This is a comprehensive multi-ancestry methylome study conducted on purified monocytes from European American (EA) and African American (AA) populations. Key Features:
- Whole-genome bisulfite sequencing (WGBS) data from 298 EA and 160 AA individuals
- Analysis of over 25 million methylation sites
- Identification of cis- and trans-methylation quantitative trait loci (meQTLs)
- Development of population-specific DNA methylation imputation models
- MWAS analysis of 41 complex traits using Million Veteran Program (MVP) data
Our study provides:
- meQTL mappings results: Direct links between DNA methylation and genetic variants.
- CpG-trait associations: Direct links between specific methylation sites and complex traits
- Gene-trait associations: Aggregated effects of methylation on genes associated with various phenotypes
This resource bridges the gap between genomics and the monocyte methylome, offering insights into:
- Genetic regulation of DNA methylation
- Novel methylation-phenotype associations
- Transferability of findings across diverse ancestries
This work is partially supported by grants from the NIH (U19AG055373, R01AG061917, R01AR069055, P20GM109036, R01CA263494). The content is solely the responsibility of the authors and does not necessarily represent the official views of the National Institutes of Health.
Please cite the following manuscript for using DNAm models built and association results by our work:
Zhang, W., Zhang, X., Qiu, C., Zhang, Z., Su, K., Luo, Z., Liu, M., Zhao, B., Wu, L., Tian, Q., Shen, H., Wu, C. and Deng, H., 2024. An atlas of genetic effects on the monocyte methylome across European and African populations. Under Review.

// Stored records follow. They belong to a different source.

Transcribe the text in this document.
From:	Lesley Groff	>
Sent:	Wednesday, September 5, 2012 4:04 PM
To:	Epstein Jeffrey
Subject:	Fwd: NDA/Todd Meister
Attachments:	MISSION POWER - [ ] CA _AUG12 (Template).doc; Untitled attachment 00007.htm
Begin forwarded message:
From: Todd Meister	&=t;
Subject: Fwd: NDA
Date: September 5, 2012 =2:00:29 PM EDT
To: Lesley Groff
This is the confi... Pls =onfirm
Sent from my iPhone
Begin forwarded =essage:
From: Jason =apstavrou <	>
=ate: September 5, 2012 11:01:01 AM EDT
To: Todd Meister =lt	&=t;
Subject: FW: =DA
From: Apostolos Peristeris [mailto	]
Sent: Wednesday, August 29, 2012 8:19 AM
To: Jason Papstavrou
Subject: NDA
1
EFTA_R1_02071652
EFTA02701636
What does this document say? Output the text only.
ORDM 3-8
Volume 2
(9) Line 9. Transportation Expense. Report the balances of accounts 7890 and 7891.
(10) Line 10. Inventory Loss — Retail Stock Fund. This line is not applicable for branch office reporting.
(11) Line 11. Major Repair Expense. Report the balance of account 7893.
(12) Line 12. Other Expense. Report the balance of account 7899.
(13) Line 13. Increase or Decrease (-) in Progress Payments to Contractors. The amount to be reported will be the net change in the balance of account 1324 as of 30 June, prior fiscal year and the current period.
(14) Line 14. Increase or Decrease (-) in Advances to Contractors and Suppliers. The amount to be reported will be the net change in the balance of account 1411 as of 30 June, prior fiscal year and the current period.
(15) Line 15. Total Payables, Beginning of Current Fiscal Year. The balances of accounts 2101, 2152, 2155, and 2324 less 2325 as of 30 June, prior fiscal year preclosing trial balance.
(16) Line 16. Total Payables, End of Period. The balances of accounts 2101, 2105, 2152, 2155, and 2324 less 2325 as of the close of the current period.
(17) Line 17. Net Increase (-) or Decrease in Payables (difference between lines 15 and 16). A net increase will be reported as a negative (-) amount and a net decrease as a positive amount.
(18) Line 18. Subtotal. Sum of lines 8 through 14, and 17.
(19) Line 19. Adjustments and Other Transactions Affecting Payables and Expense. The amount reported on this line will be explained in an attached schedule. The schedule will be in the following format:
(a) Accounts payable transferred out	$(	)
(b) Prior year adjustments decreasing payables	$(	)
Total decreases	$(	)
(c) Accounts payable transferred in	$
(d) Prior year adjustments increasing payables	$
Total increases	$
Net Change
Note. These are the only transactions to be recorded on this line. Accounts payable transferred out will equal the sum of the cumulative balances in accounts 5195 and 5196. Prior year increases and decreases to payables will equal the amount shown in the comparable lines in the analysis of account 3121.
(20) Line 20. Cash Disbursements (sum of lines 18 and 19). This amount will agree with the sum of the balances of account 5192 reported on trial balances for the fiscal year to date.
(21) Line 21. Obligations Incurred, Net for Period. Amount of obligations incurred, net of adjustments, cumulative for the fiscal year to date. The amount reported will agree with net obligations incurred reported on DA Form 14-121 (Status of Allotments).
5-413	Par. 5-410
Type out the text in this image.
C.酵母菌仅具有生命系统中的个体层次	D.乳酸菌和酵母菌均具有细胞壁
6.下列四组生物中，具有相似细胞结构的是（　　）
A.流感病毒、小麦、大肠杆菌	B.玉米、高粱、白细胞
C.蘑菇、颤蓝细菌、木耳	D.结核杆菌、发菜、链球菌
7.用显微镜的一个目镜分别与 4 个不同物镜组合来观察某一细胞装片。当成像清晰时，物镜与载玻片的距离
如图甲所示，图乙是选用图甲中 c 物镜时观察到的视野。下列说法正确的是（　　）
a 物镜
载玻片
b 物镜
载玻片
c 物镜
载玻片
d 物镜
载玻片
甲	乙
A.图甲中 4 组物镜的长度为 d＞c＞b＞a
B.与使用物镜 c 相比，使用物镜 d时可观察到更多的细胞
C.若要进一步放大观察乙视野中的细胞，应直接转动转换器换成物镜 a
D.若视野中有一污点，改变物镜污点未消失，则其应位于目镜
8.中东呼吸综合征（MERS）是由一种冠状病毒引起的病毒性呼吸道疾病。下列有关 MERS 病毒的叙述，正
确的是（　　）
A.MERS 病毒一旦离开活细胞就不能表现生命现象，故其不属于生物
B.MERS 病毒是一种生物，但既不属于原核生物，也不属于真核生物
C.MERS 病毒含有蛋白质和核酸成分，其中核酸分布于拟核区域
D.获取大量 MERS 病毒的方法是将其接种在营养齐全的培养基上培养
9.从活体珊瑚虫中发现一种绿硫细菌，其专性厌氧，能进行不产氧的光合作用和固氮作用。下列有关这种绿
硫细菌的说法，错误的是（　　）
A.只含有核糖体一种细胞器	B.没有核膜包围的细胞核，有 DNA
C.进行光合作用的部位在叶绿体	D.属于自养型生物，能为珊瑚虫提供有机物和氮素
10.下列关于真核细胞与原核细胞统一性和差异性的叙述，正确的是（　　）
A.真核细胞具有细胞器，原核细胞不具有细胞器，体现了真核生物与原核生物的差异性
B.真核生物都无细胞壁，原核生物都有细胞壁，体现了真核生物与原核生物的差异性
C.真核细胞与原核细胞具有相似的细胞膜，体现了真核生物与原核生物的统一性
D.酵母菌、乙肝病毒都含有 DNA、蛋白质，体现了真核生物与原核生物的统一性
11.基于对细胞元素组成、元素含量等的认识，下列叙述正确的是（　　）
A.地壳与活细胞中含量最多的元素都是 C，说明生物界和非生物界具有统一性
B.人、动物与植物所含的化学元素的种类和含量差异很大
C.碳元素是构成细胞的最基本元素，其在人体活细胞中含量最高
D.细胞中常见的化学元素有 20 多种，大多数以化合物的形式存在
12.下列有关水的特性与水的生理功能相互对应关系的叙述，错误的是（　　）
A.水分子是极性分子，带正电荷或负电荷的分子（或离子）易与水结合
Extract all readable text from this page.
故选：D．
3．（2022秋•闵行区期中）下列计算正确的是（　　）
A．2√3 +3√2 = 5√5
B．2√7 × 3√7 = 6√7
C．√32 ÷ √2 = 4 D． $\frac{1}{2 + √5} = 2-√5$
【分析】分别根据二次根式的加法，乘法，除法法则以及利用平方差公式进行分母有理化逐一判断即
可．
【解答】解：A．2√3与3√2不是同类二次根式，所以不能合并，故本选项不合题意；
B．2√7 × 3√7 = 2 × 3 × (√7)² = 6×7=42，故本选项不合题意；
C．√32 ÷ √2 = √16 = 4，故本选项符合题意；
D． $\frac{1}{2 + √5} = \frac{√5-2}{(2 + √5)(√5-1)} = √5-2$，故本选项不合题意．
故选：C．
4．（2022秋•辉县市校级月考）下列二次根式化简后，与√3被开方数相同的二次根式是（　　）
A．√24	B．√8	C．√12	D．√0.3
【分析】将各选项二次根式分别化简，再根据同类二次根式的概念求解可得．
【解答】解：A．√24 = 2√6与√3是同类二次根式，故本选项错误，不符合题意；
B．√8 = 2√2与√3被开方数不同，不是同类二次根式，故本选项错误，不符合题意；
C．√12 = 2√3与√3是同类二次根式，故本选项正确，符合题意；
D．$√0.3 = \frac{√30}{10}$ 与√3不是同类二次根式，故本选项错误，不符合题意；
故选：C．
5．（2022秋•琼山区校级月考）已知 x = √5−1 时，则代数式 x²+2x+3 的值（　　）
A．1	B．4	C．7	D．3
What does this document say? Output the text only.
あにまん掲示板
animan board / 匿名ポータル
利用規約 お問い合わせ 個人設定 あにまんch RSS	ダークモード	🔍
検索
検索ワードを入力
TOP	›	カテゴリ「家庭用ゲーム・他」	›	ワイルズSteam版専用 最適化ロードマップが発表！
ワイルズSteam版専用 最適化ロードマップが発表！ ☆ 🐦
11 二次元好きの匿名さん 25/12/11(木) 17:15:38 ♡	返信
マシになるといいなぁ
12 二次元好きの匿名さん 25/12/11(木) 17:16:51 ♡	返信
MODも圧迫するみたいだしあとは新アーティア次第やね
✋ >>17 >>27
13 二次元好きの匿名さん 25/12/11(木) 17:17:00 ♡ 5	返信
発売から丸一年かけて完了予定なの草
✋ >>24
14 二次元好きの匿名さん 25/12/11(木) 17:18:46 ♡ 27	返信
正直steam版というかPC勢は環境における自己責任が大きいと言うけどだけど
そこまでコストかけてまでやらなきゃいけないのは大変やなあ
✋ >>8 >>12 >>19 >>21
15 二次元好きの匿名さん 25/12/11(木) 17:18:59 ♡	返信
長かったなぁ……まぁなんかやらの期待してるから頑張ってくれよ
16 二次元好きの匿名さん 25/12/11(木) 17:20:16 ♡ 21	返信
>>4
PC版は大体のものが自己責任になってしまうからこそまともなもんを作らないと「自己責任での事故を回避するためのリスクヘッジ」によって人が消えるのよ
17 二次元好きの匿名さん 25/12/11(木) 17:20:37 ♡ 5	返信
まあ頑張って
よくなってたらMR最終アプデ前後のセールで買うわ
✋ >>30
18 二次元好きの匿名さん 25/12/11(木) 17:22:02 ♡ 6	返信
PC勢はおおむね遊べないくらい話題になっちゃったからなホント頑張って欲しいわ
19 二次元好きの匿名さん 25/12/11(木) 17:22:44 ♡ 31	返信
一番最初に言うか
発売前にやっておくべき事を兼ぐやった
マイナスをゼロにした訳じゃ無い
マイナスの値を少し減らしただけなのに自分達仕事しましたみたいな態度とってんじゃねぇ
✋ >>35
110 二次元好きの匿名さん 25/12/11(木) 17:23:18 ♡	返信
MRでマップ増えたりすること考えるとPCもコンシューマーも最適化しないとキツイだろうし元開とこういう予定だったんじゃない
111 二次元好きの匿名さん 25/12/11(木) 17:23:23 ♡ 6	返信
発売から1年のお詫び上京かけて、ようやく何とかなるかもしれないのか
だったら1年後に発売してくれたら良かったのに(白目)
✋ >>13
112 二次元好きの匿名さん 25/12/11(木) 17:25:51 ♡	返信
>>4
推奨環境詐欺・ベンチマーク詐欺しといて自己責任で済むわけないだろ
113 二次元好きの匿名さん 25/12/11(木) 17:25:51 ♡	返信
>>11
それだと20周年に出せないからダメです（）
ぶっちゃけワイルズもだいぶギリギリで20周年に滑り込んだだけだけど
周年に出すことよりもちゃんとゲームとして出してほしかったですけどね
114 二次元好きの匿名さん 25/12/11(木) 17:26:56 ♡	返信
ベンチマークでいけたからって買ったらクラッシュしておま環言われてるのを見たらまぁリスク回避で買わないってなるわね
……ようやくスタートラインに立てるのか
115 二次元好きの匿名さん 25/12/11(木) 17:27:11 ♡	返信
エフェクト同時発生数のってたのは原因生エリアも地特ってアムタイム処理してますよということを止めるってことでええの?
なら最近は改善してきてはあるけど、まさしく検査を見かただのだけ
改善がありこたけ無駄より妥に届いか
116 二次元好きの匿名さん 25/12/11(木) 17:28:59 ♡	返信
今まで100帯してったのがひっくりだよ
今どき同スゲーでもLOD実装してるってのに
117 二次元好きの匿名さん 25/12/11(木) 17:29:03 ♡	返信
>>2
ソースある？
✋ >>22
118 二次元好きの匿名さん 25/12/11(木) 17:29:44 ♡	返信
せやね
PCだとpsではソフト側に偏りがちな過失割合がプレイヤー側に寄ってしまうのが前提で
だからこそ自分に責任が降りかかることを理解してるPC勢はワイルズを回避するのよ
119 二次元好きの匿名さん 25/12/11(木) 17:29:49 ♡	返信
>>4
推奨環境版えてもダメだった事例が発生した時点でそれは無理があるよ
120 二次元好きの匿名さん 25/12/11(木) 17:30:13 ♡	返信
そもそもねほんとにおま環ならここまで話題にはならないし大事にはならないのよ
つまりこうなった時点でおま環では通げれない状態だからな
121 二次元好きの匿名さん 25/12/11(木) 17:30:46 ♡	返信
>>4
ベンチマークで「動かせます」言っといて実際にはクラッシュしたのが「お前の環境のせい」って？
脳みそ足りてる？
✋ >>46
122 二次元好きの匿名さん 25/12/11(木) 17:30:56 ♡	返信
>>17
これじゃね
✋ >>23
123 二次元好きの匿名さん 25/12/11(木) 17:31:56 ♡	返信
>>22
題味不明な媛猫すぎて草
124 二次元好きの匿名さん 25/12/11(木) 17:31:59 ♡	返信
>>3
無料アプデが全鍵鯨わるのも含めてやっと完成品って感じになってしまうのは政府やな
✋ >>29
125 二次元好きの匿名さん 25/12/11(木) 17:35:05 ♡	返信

The MWAS results are provided in our website: gcbhub.org meQTL results are provided in https://osf.io/gct57/
01-processSNP-a.sh
,01-processSNP-b.sh
,01-processSNP-c.sh
,01-processSNP-d.sh
: We followed GoDMC[1] pipeline to process genetic data.
02a-normalize_DNAm.R
: DNAm data normalization
02b-calculate_nongenetic_pc.R
: Principal component analysis (PCA) was conducted on the DNAm data, focusing on the 20,000 most variable CpG sites to obtain the top ten nongenetic PCs.
02c-processCov.R
: We used age, BMI, smoking, alcohol consumption, proportion of blood cells with most variation (B cells, monocytes, neutrophils), and 10 genetic PCs as well as 10 nongenetic PCs to adjust for possible confounding.
02d-cpg_annotation.R
: Functions to get gene annotation for CpG sites.
03-heritability.R
: Calculate the cis-heritability for each CpG site using GCTA.
04-mQTL.R
: Perform meQTL analysis using MatrixEQTL package in R.
04b-fine-mapping.R
: Conduct fine-mapping using susieR.
05-construct_weights.R
: Build imputation models using elastic net regression for CpG sites on genetic data. Adjusting for potential confounders: age, BMI, smoking, alcohol consumption, proportion of blood cells with most variation (B cells, monocytes, neutrophils), and 10 genetic PCs as well as 10 nongenetic PCs. Use cross-validation for model evaluation.
06-association_MVP.R
: Perform MWAS on 41 traits in Million Veteran Program (MVP) dataset. We used the pipeline by Haoran Xue, 2023.[2]
07-gene_mapping.R
: We mapped CpG sites from all associations to the genes and used Aggregated Cauchy Association Test (ACAT)[3] to detect significant gene-phenotype associations.
08a-coloc.R
, 08b-MR.R
: We aligned our MWAS findings with insights from Mendelian Randomization (MR) and Bayesian colocalization analyses for AA and EA ancestries separately.
The codes in the /ana_Res
folder were used to generate figures in the manuscript.
support_MWAS.R
, BLISSAssociation_Support.R
and support.R
are the supporting functions to run the pipeline.
- Min, J. L., Hemani, G., Hannon, E., Dekkers, K. F., Castillo-Fernandez, J., Luijk, R., ... & Visscher, P. M. (2021). Genomic and phenotypic insights from an atlas of genetic effects on DNA methylation. Nature genetics, 53(9), 1311-1321.
- Xue, H., Shen, X., & Pan, W. (2023). Causal inference in transcriptome-wide association studies with invalid instruments and GWAS summary data. Journal of the American Statistical Association, 118(543), 1525-1537.
- Liu, Y., Chen, S., Li, Z., Morrison, A. C., Boerwinkle, E., & Lin, X. (2019). ACAT: a fast and powerful p value combination method for rare-variant analysis in sequencing studies. The American Journal of Human Genetics, 104(3), 410-421.